A proposito di solidarietà, Genova inviò somme per la ricostruzione delle case abbattute a Pitelli, ma gli abitanti decisero di usare questo aiuto per costruire le scuole elementari, che mancavano nella frazione: così, ad esse venne dato il nome del capoluogo ligure, in segno di memoria e riconoscenza.
I vetri delle abitazioni si frantumarono in un raggio vastissimo, e perfino alcune case di Fossamastra subirono la caduta di tegole e persiane nonostante la distanza davvero considerevole.
La Regia Marina mise a disposizione ufficiali medici per le operazioni di soccorso e più di 500 marinai. Il Pontefice fece pervenire al vescovo di Luni e Sarzana (anche la Diocesi spezzina non era stata ancora varata ufficialmente, lo sarebbe stata da lì a poco) una ingente somma; da Milano la Cassa di Risparmio inviò L.150.000.
L'unione Commercianti e Industriali della Spezia, e la Camera di Commercio di Genova, inviarono L. 25.000.
Arriva dal Comune di Monza, che ha informatizzato nel corso degli anni l'intera documentazione degli atti di solidarietà e dei contributi scaturiti nel corso del XX secolo, una traccia informatica della solidarietà legata a questo episodio, a dimostrazione della enorme eco suscitata:
Eccola:
Numero corda: 952
Contenuto: Contributo del Comune di Monza di £ 2.000 a favore dei feriti durante l'esplosione della polveriera di Falconara Lerici; quietanza di pagamento; ringraziamenti da parte del sindaco di La Spezia
Tornando ai fatti del tempo,il giornale spezzino il Popolo promosse una sottoscrizione e anche il quotidiano romano L'Azione raccolse fondi per "i danneggiati del Golfo della Spezia".
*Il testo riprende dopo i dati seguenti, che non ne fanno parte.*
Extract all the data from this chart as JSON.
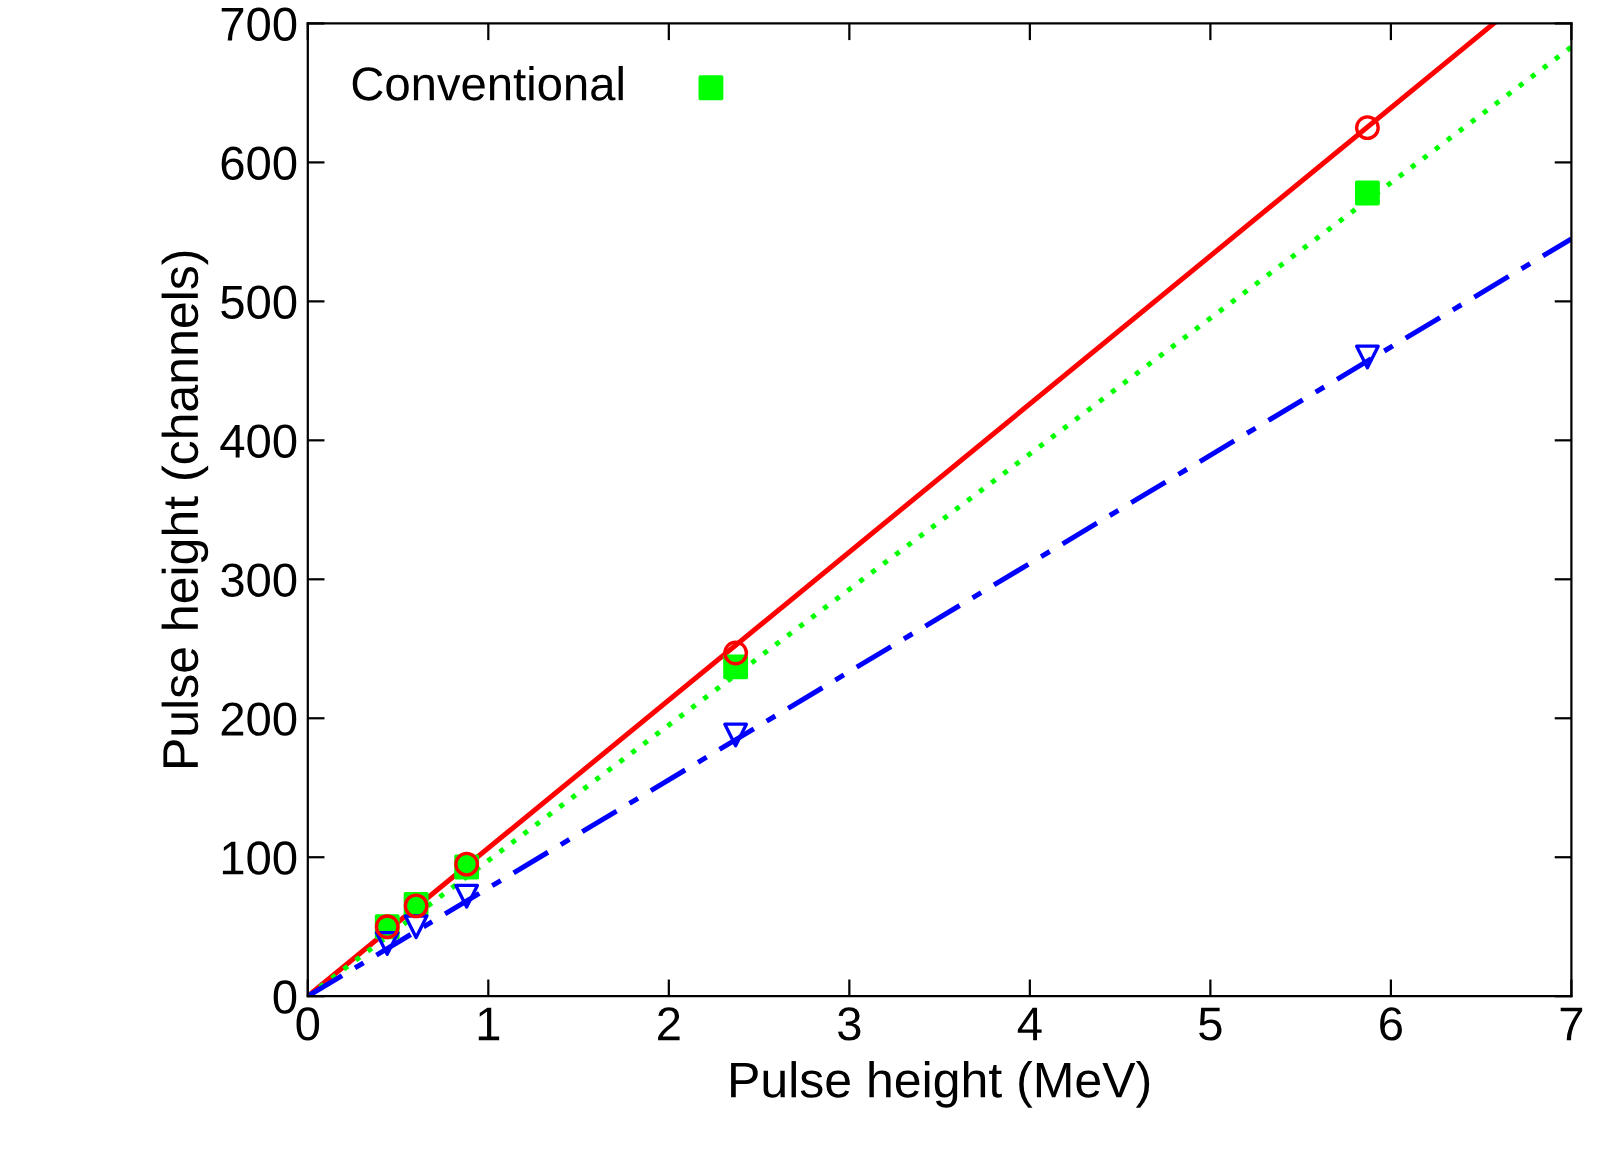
{
  "chart_data": {
    "type": "scatter",
    "xlabel": "Pulse height (MeV)",
    "ylabel": "Pulse height (channels)",
    "xlim": [
      0,
      7
    ],
    "ylim": [
      0,
      700
    ],
    "xticks": [
      0,
      1,
      2,
      3,
      4,
      5,
      6,
      7
    ],
    "yticks": [
      0,
      100,
      200,
      300,
      400,
      500,
      600,
      700
    ],
    "grid": false,
    "legend": "top left",
    "series": [
      {
        "color": "#ff0000",
        "marker": "circle",
        "x": [
          0.44,
          0.6,
          0.88,
          2.37,
          5.87
        ],
        "values": [
          50,
          65,
          95,
          247,
          625
        ]
      },
      {
        "color": "#0000ff",
        "marker": "triangle",
        "x": [
          0.44,
          0.6,
          0.88,
          2.37,
          5.87
        ],
        "values": [
          38,
          50,
          72,
          188,
          460
        ]
      },
      {
        "name": "Conventional",
        "color": "#00ff00",
        "marker": "square",
        "x": [
          0.44,
          0.6,
          0.88,
          2.37,
          5.87
        ],
        "values": [
          50,
          66,
          93,
          237,
          578
        ]
      },
      {
        "type": "line",
        "color": "#ff0000",
        "line_style": "solid",
        "x": [
          0,
          6.57
        ],
        "values": [
          0,
          700
        ]
      },
      {
        "type": "line",
        "color": "#00ff00",
        "line_style": "dotted",
        "x": [
          0,
          7
        ],
        "values": [
          0,
          683
        ]
      },
      {
        "type": "line",
        "color": "#0000ff",
        "line_style": "dashed",
        "x": [
          0,
          7
        ],
        "values": [
          0,
          545
        ]
      }
    ]
  }
}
I funerali vennero celebrati alla presenza di molte autorità a La Spezia ,in Piazza Brin, il 4 ottobre: da Roma raggiunse la città il Primo Ministro Facta, mentre vennero letti i telegrammi del Re, del Pontefice, di molti Governi esteri.
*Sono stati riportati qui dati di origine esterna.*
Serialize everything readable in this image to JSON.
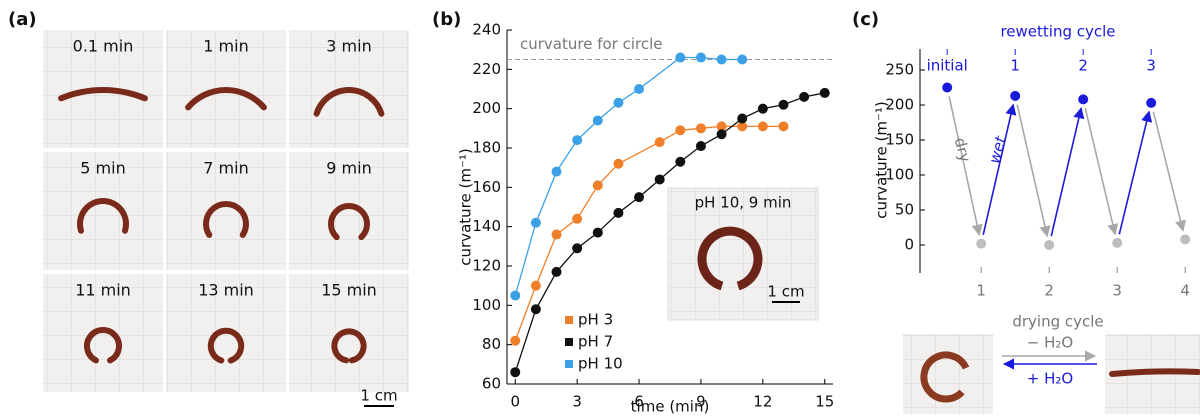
{
  "panel_a": {
    "label": "(a)",
    "captions": [
      "0.1 min",
      "1 min",
      "3 min",
      "5 min",
      "7 min",
      "9 min",
      "11 min",
      "13 min",
      "15 min"
    ],
    "scale_bar": "1 cm"
  },
  "chart_data": [
    {
      "type": "scatter",
      "panel_label": "(b)",
      "xlabel": "time (min)",
      "ylabel": "curvature (m⁻¹)",
      "xlim": [
        -0.4,
        15.4
      ],
      "ylim": [
        60,
        240
      ],
      "xticks": [
        0,
        3,
        6,
        9,
        12,
        15
      ],
      "yticks": [
        60,
        80,
        100,
        120,
        140,
        160,
        180,
        200,
        220,
        240
      ],
      "reference_line": {
        "value": 225,
        "label": "curvature for circle"
      },
      "legend": "lower left",
      "series": [
        {
          "name": "pH 3",
          "color": "#f07f2a",
          "x": [
            0,
            1,
            2,
            3,
            4,
            5,
            7,
            8,
            9,
            10,
            11,
            12,
            13
          ],
          "values": [
            82,
            110,
            136,
            144,
            161,
            172,
            183,
            189,
            190,
            191,
            191,
            191,
            191
          ]
        },
        {
          "name": "pH 7",
          "color": "#111111",
          "x": [
            0,
            1,
            2,
            3,
            4,
            5,
            6,
            7,
            8,
            9,
            10,
            11,
            12,
            13,
            14,
            15
          ],
          "values": [
            66,
            98,
            117,
            129,
            137,
            147,
            155,
            164,
            173,
            181,
            187,
            195,
            200,
            202,
            206,
            208
          ]
        },
        {
          "name": "pH 10",
          "color": "#3ca0e6",
          "x": [
            0,
            1,
            2,
            3,
            4,
            5,
            6,
            8,
            9,
            10,
            11
          ],
          "values": [
            105,
            142,
            168,
            184,
            194,
            203,
            210,
            226,
            226,
            225,
            225
          ]
        }
      ],
      "inset": {
        "title": "pH 10, 9 min",
        "scale_bar": "1 cm"
      }
    },
    {
      "type": "scatter",
      "panel_label": "(c)",
      "title": "rewetting cycle",
      "xlabel": "drying cycle",
      "ylabel": "curvature (m⁻¹)",
      "xlim": [
        -0.4,
        3.6
      ],
      "ylim": [
        -40,
        280
      ],
      "yticks": [
        0,
        50,
        100,
        150,
        200,
        250
      ],
      "xticks": [
        {
          "value": 0.5,
          "label": "1"
        },
        {
          "value": 1.5,
          "label": "2"
        },
        {
          "value": 2.5,
          "label": "3"
        },
        {
          "value": 3.5,
          "label": "4"
        }
      ],
      "x2ticks": [
        {
          "value": 0,
          "label": "initial"
        },
        1,
        2,
        3
      ],
      "series": [
        {
          "color": "#1a1adb",
          "x": [
            0,
            1,
            2,
            3
          ],
          "values": [
            225,
            213,
            208,
            203
          ]
        },
        {
          "color": "#bdbdbd",
          "x": [
            0.5,
            1.5,
            2.5,
            3.5
          ],
          "values": [
            2,
            0,
            3,
            8
          ]
        }
      ],
      "annotations": [
        "dry",
        "wet"
      ],
      "photo_labels": [
        "− H₂O",
        "+ H₂O"
      ]
    }
  ]
}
(Per inciso, era iniziato in pratica l'ultimo mese dell'ultimo dei Governi democratici,quello -appunto- di Facta: il 28 di questo mese di ottobre, 1922, si sarebbe infatti svolta la marcia su Roma, e il conseguente avvento del Fascismo).
I feretri con le salme delle vittime raggiunsero in corteo solenne la passeggiata Morin da dove vennero ricondotti, via mare, al loro paese straziato, e infine sepolti.
Il borgo che era stato tanto amato dagli scrittori e poeti inglesi Byron e Shelley un secolo prima era, dopo la deflagrazione potentissima, ridotto a un ammasso di macerie.
La targa qui riprodotta è posta ancor oggi sulle mura dell'allora asilo di carità, oggi scuola dell'infanzia (si trova in Via della Vittoria a San Terenzo, la salita che dal mare va al semaforo che immette sulla strada Spezia-Sarzana).
La targa marmorea (più correttamente lapide) ricorda i tre municipi (Sampierdarena, Cremona, La Spezia) che con i loro contributi consentirono la costruzione della scuola d'infanzia.
Si nota un Comune oggi scomparso, quello appunto di Sampierdarena, che confluì da lì a breve nella Grande Genova voluta dal regime.
Sempre del regime era il simbolo che è stato rimosso (si fa riferimento al simbolo del fascio, sulla parte sinistra), scalpellato subito dopo la Liberazione.